07-16-2014 02:22 PM
There is more to a network than the switches, routers, controllers and servers. Networks will consist of various bits of software. Each piece of software will control a portion of the network.
Most enterprise networks will have a server handling sever duties. The single server can act as AD, DNS, DHCP, Radius, and more. All of these work together to help get up on the network and authenticated. You will get an IP from the DHCP server. You will have your credentials located in AD. The radius will can check AD to see if your credentials are correct. If all goes to plan you will be authenticated.
DHCP server is software dedicated to handle the IP addressing for the network. It can have several different scopes. A scope is the allotted IP addresses for that network. The DHCP server can be its own box or it can be shared in a virtual environment with other software. In some cases the DHCP duties will come from a wireless controller or router.

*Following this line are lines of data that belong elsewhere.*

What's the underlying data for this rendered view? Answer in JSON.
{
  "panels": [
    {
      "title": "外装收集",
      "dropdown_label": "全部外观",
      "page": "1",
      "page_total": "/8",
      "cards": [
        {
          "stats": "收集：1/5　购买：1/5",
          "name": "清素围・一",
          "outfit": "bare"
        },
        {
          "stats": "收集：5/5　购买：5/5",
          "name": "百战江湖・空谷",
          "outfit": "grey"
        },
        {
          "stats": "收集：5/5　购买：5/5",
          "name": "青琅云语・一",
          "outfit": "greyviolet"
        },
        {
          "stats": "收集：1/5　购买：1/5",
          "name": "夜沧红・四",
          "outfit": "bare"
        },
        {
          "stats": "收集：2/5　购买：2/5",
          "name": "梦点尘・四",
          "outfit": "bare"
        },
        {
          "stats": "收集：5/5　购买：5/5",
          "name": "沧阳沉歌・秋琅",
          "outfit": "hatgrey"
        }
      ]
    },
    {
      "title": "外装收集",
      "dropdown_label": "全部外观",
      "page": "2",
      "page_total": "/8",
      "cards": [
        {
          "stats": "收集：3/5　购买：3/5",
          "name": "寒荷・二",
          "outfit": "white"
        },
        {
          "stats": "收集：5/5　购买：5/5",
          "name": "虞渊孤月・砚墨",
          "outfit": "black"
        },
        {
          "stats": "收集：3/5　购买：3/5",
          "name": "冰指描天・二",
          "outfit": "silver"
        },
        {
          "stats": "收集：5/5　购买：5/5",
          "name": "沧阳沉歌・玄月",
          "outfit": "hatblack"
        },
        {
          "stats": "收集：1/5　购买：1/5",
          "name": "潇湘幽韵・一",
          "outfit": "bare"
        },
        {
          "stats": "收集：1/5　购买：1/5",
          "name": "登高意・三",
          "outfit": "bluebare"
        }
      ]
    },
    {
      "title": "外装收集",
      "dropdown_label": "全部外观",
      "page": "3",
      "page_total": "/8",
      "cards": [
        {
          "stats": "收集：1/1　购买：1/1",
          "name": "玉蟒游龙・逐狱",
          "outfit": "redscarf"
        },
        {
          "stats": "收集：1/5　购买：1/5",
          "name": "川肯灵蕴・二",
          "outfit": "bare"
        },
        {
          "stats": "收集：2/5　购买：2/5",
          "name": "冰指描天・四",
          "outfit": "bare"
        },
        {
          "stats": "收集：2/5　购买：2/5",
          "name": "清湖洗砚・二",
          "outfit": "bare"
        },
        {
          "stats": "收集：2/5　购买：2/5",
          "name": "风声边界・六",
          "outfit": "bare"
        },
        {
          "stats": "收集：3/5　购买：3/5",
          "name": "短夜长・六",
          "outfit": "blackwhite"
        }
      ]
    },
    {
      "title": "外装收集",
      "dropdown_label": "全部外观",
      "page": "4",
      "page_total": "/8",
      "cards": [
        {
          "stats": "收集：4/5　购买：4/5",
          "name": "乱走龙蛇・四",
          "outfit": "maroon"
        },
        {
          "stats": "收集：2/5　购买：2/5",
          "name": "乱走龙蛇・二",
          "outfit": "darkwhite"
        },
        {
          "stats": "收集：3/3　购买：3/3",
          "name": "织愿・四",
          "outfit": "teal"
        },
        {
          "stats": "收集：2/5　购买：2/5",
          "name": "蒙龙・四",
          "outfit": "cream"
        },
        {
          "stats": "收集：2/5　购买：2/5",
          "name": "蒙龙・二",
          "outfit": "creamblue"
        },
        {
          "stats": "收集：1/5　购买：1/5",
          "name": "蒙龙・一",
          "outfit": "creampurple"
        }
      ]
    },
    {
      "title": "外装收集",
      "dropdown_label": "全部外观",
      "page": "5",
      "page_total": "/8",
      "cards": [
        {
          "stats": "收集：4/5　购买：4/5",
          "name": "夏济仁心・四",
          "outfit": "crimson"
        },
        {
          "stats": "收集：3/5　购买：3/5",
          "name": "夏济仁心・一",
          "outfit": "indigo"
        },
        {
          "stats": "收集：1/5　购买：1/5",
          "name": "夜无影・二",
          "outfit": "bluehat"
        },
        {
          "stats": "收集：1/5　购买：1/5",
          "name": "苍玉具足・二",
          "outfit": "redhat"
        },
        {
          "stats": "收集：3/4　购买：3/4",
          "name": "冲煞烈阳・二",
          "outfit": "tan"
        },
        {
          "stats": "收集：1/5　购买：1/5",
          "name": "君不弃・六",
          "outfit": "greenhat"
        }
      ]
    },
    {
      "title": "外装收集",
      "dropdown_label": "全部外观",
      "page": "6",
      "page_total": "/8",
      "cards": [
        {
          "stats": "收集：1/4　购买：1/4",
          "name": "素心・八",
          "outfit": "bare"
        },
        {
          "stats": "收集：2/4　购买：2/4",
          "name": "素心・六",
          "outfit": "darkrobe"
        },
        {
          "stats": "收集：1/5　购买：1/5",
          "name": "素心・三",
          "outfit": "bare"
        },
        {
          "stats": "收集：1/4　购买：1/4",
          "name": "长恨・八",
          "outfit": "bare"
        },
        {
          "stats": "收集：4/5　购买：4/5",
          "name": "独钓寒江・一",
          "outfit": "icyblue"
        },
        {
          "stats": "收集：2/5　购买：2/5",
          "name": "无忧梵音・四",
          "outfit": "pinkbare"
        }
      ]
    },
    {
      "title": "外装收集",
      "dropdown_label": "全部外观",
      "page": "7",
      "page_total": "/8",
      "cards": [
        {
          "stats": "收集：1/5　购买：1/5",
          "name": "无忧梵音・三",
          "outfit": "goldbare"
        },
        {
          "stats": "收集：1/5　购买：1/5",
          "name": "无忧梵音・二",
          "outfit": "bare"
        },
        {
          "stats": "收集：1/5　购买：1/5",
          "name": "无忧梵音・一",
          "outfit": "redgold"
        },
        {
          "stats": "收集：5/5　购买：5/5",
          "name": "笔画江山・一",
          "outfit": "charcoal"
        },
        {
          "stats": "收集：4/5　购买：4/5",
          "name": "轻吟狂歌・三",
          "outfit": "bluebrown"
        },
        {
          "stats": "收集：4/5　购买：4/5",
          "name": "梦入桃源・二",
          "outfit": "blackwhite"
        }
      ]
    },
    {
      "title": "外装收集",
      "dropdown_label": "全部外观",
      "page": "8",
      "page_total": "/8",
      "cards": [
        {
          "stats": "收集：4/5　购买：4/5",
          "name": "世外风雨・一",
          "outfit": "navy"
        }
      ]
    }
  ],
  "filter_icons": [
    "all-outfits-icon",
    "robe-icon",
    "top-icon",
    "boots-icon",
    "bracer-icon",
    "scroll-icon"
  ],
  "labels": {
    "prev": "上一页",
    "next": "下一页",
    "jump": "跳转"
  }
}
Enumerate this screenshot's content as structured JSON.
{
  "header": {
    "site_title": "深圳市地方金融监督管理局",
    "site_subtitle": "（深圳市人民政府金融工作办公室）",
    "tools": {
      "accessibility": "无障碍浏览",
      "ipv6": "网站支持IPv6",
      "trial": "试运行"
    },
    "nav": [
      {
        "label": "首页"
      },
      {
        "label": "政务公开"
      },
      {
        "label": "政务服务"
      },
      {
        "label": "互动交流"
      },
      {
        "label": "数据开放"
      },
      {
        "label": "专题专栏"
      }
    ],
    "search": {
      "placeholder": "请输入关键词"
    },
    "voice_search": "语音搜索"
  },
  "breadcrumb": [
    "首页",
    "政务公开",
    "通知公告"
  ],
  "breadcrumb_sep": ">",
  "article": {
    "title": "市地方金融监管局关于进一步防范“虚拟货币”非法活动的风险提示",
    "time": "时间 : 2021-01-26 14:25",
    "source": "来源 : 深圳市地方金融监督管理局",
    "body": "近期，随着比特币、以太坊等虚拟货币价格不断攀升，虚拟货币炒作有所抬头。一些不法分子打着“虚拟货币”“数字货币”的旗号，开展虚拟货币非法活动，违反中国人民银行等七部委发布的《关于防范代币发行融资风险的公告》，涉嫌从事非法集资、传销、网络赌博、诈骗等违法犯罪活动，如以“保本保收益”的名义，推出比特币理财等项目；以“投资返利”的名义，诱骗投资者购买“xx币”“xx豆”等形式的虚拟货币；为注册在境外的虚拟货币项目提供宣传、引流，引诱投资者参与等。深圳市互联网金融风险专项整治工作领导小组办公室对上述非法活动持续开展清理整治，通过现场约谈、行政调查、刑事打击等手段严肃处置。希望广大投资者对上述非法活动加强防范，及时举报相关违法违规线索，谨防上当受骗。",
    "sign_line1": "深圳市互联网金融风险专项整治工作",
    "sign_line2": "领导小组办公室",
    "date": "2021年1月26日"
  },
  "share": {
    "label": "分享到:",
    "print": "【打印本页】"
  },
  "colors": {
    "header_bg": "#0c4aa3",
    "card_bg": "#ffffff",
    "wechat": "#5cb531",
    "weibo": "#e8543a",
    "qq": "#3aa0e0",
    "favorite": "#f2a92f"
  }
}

A radius server is software used for external AAA (Association, Authentication, and Accounting). It provides a more secure method of authentication with many other variables. It is also usually the backend authentication source for most enterprise networks. The radius duties can be hosted in its own machine or based in a VM. Now there is an option for cloud based radius services.
NMS (Network Management Software)
Network Management Software is dedicated to managing the parameters of your network. NMS makes the administration of your network much simpler due to a single application being able to handle everything from network configuration to finding lost devices. Like the radius server NMS can be cloud based as well as traditional VM or on a standalone machine.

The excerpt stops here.